Basically, all we’ve done is refinanced our house to borrow as much of our home equity as we could. Then we invested that lump sum in the stock market. Every year, we’re able to deduct the interest on the loan, which lowers our taxable income—so there are multiple benefits to this strategy.
I hope that helps. Let me know if you’d like more info.
Got it! So, I have a HELOC on my current home. You would draw from that and invest it.
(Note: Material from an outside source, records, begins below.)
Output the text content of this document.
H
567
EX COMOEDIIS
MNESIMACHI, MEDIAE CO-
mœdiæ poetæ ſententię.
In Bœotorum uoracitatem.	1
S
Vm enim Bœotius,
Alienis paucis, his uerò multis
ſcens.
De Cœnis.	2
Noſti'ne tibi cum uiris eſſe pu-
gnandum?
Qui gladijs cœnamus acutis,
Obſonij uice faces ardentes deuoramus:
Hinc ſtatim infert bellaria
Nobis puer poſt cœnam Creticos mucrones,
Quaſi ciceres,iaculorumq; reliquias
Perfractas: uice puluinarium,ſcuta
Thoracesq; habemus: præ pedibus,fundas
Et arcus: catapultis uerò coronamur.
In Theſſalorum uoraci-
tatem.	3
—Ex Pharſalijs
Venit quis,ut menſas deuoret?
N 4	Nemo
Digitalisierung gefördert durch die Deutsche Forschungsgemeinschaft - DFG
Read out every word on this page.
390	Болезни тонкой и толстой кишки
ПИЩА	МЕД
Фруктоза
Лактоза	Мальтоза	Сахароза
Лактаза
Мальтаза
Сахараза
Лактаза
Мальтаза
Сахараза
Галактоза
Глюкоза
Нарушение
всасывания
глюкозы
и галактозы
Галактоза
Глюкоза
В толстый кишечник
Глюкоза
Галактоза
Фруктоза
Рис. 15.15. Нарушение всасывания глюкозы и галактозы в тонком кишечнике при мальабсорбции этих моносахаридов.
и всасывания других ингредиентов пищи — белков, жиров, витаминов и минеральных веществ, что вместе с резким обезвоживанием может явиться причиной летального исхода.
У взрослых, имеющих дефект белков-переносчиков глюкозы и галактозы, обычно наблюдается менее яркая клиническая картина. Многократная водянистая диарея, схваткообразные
Presumabley the interest paid for the loan is less than the market gain from investing it.
Hi Mike—yes, exactly. But you also get the benefit of the write-off of the interest against your income. That lowers your taxable income, which gets you a bigger tax refund as well as more government benefits (e.g. CCB, if you have kids).
NOTE: you must keep your records clear and make sure you only ever use the HELOC for investing. There are also lots of other important rules to be aware of. Make sure you know all of it before embarking on such a strategy.
Excellent interview and a template for others to follow.
We were looking at property prices on the BC coast and Vancouver Island today. Yikes. We’ll check again tomorrow!
Hi Bob—sorry I missed your comment! I hope you found a property on the island. It may be better time to look now, though, with interest rates as high as they are.